Landlords and condominium boards frequently have to sue tenants and unit owners who fail to pay their rent or common charges in a timely manner. This is an unfortunate fact of life in the real estate world. In these situations, courts have typically been very stingy when awarding late fees or legal fees to the landlord or condominium board even though the language in the lease or by-laws the lawsuit is predicated upon requires the delinquent tenant or unit owner to pay late fees and reimburse the landlord or condominium board for the legal fees incurred commencing and adjudicating the lawsuit.
In these types of lawsuits, the delinquent tenant or unit owner often pays all base rent or common charges owed just prior to eviction or foreclosure, and then the presiding judge typically strongly encourages the parties to settle and asks the landlord or condominium board to waive late fees and to accept less than half the legal fees owed. In these situations, if the landlord or condominium board refuses to settle, the judge may end up awarding much less than half of the late fees and legal fees. This is not a fair result for the landlord or condominium board because it basically results in an interest free loan to the delinquent tenant or unit owner and encourages untimely payment and litigation.
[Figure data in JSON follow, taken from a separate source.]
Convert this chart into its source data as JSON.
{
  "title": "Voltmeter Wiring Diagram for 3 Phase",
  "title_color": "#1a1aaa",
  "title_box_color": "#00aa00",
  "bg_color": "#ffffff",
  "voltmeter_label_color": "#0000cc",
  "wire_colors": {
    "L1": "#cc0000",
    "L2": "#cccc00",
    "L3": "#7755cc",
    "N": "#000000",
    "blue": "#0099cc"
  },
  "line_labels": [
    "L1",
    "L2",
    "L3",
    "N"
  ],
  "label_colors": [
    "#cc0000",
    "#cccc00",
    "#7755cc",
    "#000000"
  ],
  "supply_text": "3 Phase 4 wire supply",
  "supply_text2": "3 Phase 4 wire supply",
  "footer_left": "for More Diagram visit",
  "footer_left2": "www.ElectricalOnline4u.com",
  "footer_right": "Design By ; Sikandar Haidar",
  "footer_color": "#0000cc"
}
In 2016 (technically December 15, 2015), this office won an appeal that appears to be a game changing decision for condominium boards dealing with this issue. (Sorry, the decision only applies to condominiums boards not landlords.) In the case Board of Managers of One Strivers Row Condominium v. Giwa, 134 A.D.3d 514 (1st Dept. 2016), the Appellate Division, First Department ruled that payment of common charges by a delinquent unit owner after a condominium board has commenced legal action against such owner is an admission of liability, which entitles the condominium board to collect late fees and legal fees under such circumstances. Specifically, the court determined that $42,037.32 in late fees and legal fees was “supported by the record and is not unreasonable.” This is a departure from prior case law where typically courts have only awarded a clear winner legal fees at the bitter end of a knock-down, drag-out lawsuit. In the Board of Managers of One Strivers Row Condominium case, the appellate court is stating clearly that the fact that the condominium board even had to commence litigation to collect payment was a sufficient basis to entitle the condominium board to the recovery of late fees and legal fees.
In sum, the new precedent established by this appellate court decision should save condominium boards and their associations thousands of dollars by forcing unit owners to pay on time or suffer the consequences of having to pay the condominium board late fees and legal fees if a lawsuit is commenced. If a lower court tries to force settlement on these items, there is now a binding appellant precedent, which holds that these items must be paid by the delinquent owner.